= Sam Ahkeah =

Navajo Nation chairman (1896–1967)

Sam Ahkeah (March 8, 1896 – December 5, 1967) was a former Navajo Nation Chairman. He was elected as the 7th chairman of the Navajo Nation Tribal Council. He served in office from 1946 through 1954 and was elected to serve for two terms. Ahkeah served as an overseer for the Mesa Verde National Park. During his time in office, Chairman Ahkeah met with the United States Congress to discuss the Colorado River Storage Project. Ahkeah advocated for the Colorado River Storage Project because it would benefit the Navajo Nation.

== Early life ==
Sam Ahkeah was born March 8, 1896, to his parents Atcitty Biyeh and Asdza Bi-ee Llizhinii. He was born in Rock Point, Arizona, on the Navajo reservation and he is from the Bitter Water Clan (Todích'íí'nii). At the age of 8, Ahkeah left Rock Point to attend school in Fort Lewis, Colorado.

While attending school Ahkeah was diagnosed with tuberculosis, but recovered shortly after.

== Career ==
In August 1935, Ahkeah was employed as a manager for the Mesa Verde National Park where he had been recorded sharing the origin of "The Mud Story". Before becoming tribal chairman he was the vice president to Chairman Chee Dodge from (1942-1946). Chee Dodge was to be elected vice president for chairman Ahkeah's term, but had died before assuming office. Zealy Tso was elected to serve as the vice president for Ahkeah's term after Dodge's death. Ahkeah served as the Navajo Nation chairman for two terms from 1946 until 1954.

In 1947, Chairman Ahkeah hired attorney Norman Littell to represent the Navajo Nation. The Idea to hire Littell started when United States Congress decided to create the U.S. Indian Claims Commission.
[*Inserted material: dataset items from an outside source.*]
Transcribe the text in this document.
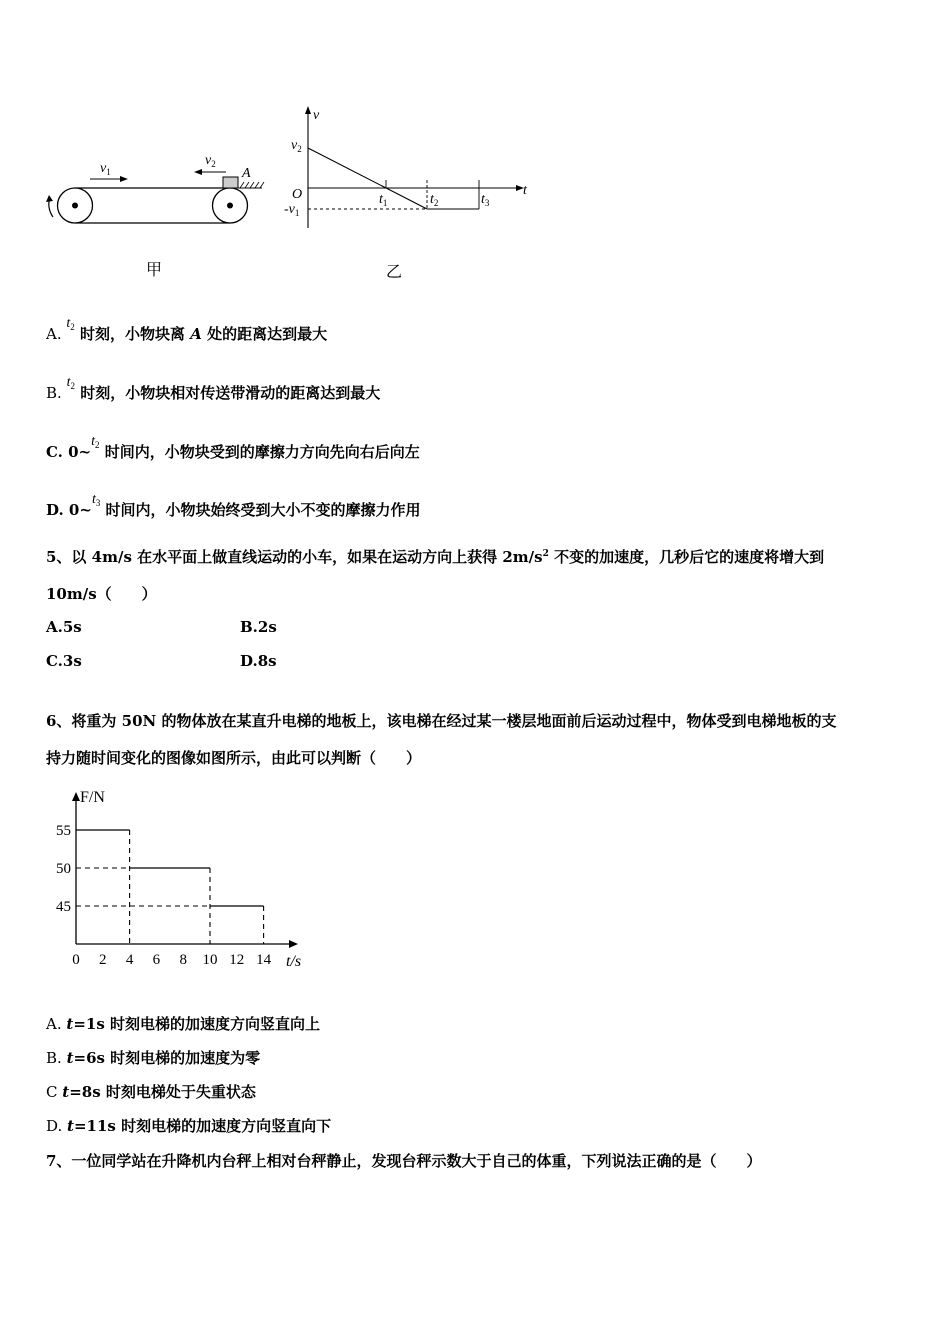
$v_1$
$v_2$
A
v
t
O
$v_2$
$-v_1$
$t_1$	$t_2$	$t_3$
甲	乙
A. $t_2$ 时刻，小物块离 A 处的距离达到最大
B. $t_2$ 时刻，小物块相对传送带滑动的距离达到最大
C. $0\sim t_2$ 时间内，小物块受到的摩擦力方向先向右后向左
D. $0\sim t_3$ 时间内，小物块始终受到大小不变的摩擦力作用
5、以 4m/s 在水平面上做直线运动的小车，如果在运动方向上获得 $2m/s^2$ 不变的加速度，几秒后它的速度将增大到
10m/s（　　）
A.5s	B.2s
C.3s	D.8s
6、将重为 50N 的物体放在某直升电梯的地板上，该电梯在经过某一楼层地面前后运动过程中，物体受到电梯地板的支
持力随时间变化的图像如图所示，由此可以判断（　　）
0 2 4 6 8 10 12 14
45
50
55
F/N
t/s
A. t=1s 时刻电梯的加速度方向竖直向上
B. t=6s 时刻电梯的加速度为零
C t=8s 时刻电梯处于失重状态
D. t=11s 时刻电梯的加速度方向竖直向下
7、一位同学站在升降机内台秤上相对台秤静止，发现台秤示数大于自己的体重，下列说法正确的是（　　）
During Ahkeah's term, he heavily advocated for a schools to be established on the Navajo Reservation so the children would be able to attend school.In May 1952, he submitted testimony to the Interior Department Senate Appropriations Committee (Bureau of Indian Affairs) requesting that the education rehabilitation funds, cut by the house to $2 million, be restored to the original budget of $20 million. On March 10, 1954, Ahkeah addressed the Rotary Club of Albuquerque advocating for a better education system for Navajo children so that they could be given the same opportunities as non-native children.
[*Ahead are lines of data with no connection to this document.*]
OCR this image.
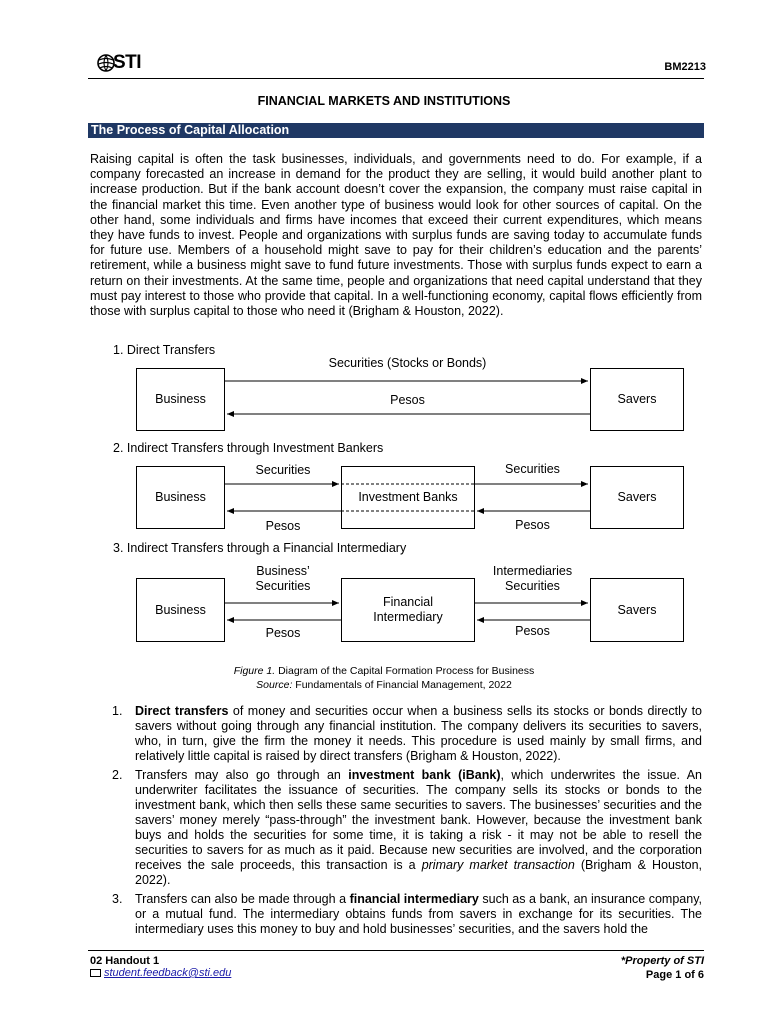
STI	BM2213
FINANCIAL MARKETS AND INSTITUTIONS
The Process of Capital Allocation
Raising capital is often the task businesses, individuals, and governments need to do. For example, if a company forecasted an increase in demand for the product they are selling, it would build another plant to increase production. But if the bank account doesn’t cover the expansion, the company must raise capital in the financial market this time. Even another type of business would look for other sources of capital. On the other hand, some individuals and firms have incomes that exceed their current expenditures, which means they have funds to invest. People and organizations with surplus funds are saving today to accumulate funds for future use. Members of a household might save to pay for their children’s education and the parents’ retirement, while a business might save to fund future investments. Those with surplus funds expect to earn a return on their investments. At the same time, people and organizations that need capital understand that they must pay interest to those who provide that capital. In a well-functioning economy, capital flows efficiently from those with surplus capital to those who need it (Brigham & Houston, 2022).
1. Direct Transfers
Business	Savers
Securities (Stocks or Bonds)
Pesos
2. Indirect Transfers through Investment Bankers
Business	Investment Banks	Savers
Securities	Securities
Pesos	Pesos
3. Indirect Transfers through a Financial Intermediary
Business
Financial
Intermediary
Savers
Business’
Securities
Intermediaries
Securities
Pesos	Pesos
Figure 1. Diagram of the Capital Formation Process for Business
Source: Fundamentals of Financial Management, 2022
1. Direct transfers of money and securities occur when a business sells its stocks or bonds directly to savers without going through any financial institution. The company delivers its securities to savers, who, in turn, give the firm the money it needs. This procedure is used mainly by small firms, and relatively little capital is raised by direct transfers (Brigham & Houston, 2022).
2. Transfers may also go through an investment bank (iBank), which underwrites the issue. An underwriter facilitates the issuance of securities. The company sells its stocks or bonds to the investment bank, which then sells these same securities to savers. The businesses’ securities and the savers’ money merely “pass-through” the investment bank. However, because the investment bank buys and holds the securities for some time, it is taking a risk - it may not be able to resell the securities to savers for as much as it paid. Because new securities are involved, and the corporation receives the sale proceeds, this transaction is a primary market transaction (Brigham & Houston, 2022).
3. Transfers can also be made through a financial intermediary such as a bank, an insurance company, or a mutual fund. The intermediary obtains funds from savers in exchange for its securities. The intermediary uses this money to buy and hold businesses’ securities, and the savers hold the
02 Handout 1
student.feedback@sti.edu
*Property of STI
Page 1 of 6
Ahkeah met with Congress to discuss water rights on the Navajo reservation in 1954. He advocated for the Colorado River Storage Project to be passed into law because it would benefit the Navajo Nation tribe, which resides near the Colorado River. Ahkeah argued that the Colorado River Storage Project would allow Navajo people to become independent by expanding employment on the reservation, by building schools, and by helping Navajo become taxpayers. He had also stated during his meeting with Congress that the Colorado River Storage Project would restore farming land that was once demolished by Kit Carson during the Navajo Long Walk in 1863. During his term, Ahkeah's goal was to improve the living conditions for the people of his tribe. He advocated for water rights, better education for indigenous students, and also equal opportunity for the Navajo people.
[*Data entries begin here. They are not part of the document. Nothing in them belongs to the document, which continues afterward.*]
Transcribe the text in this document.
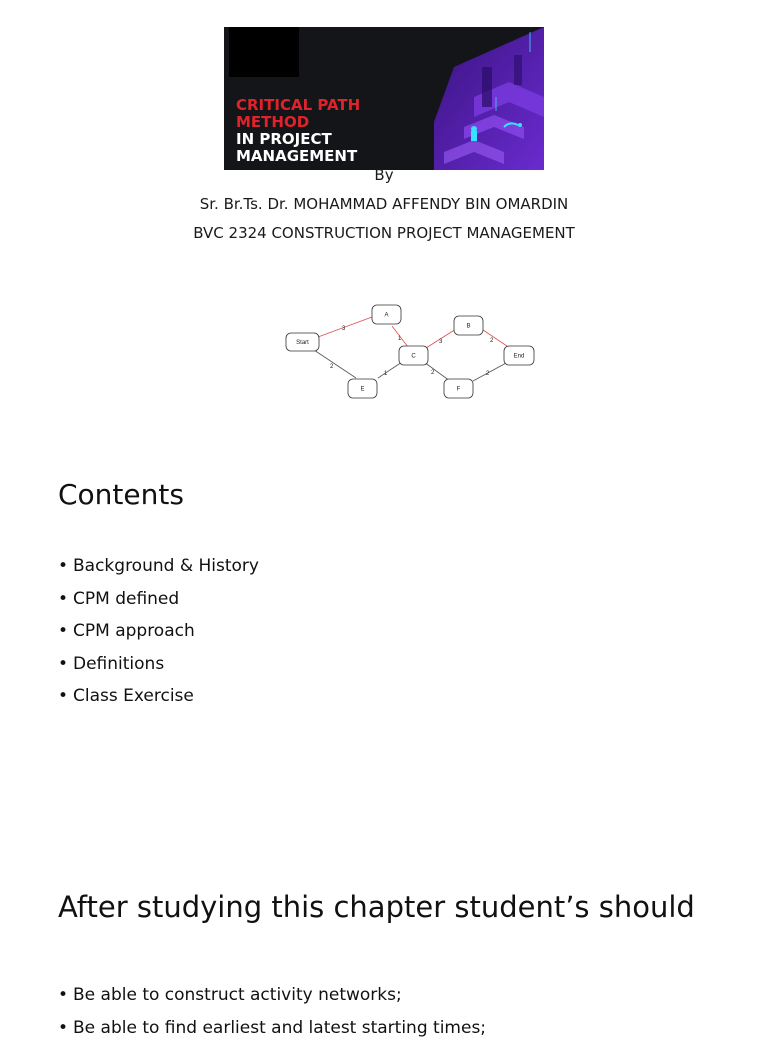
CRITICAL PATH
METHOD
IN PROJECT
MANAGEMENT
By
Sr. Br.Ts. Dr. MOHAMMAD AFFENDY BIN OMARDIN
BVC 2324 CONSTRUCTION PROJECT MANAGEMENT
3
2
1
1
3	2
2	2
Start
A
B
C
E	F
End
Contents
• Background & History
• CPM defined
• CPM approach
• Definitions
• Class Exercise
After studying this chapter student’s should
• Be able to construct activity networks;
• Be able to find earliest and latest starting times;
In 1954, Laura Gilpin an American photographer who was known for photographing the Southwest Tribes met with chairman Ahkeah. She met with him to capture photographs for the Navajos to aid against the U.S. Indian Claims Commission.

While also in office Ahkeah advocated for "Naat’áanii Day" which would be a paid holiday for the Navajo people that would honor past Navajo Leaders. This holiday would not come to pass until April 13, 2016, but Ahkeah was recognized for his involvement.

Ahkeah's term as chairman ended in 1954 and he tried to gain re-election, but Paul Jones won the election.

== Personal life ==
Ahkeah married Frances Descheene Ahkeah and together they shared 10 children. Their children are named Margaret Ahkeah, Lucy Ahkeah, Nora Ahkeah, Fannie Ahkeah, Elenor Ahkeah, Curtis Ahkeah, Robert Ahkeah, Bryson Ahkeah, and Rodger W. Ahkeah Sr. Ahkeah's daughter Elenor was heavily involved with the Navajo community, devoting her time to educating the youth. Elenor Ahkeah married Herbert T. Clah, whose father was also a Navajo Nation chairman.

Ahkeah later married Doris Begay. Their daughter Edith Ahkeah (d. 2023) served the Navajo community through the Indian Health Service, working for over three decades as a nurse, case manager, and hospital supervisor at Northern Navajo Medical Center in Shiprock, New Mexico.

On December 5, 1967, at the age of 71, Ahkeah died after being ill for many months prior. Ahkeah had been admitted to Shiprock Indian Health Services the week before and where he had stayed until his death.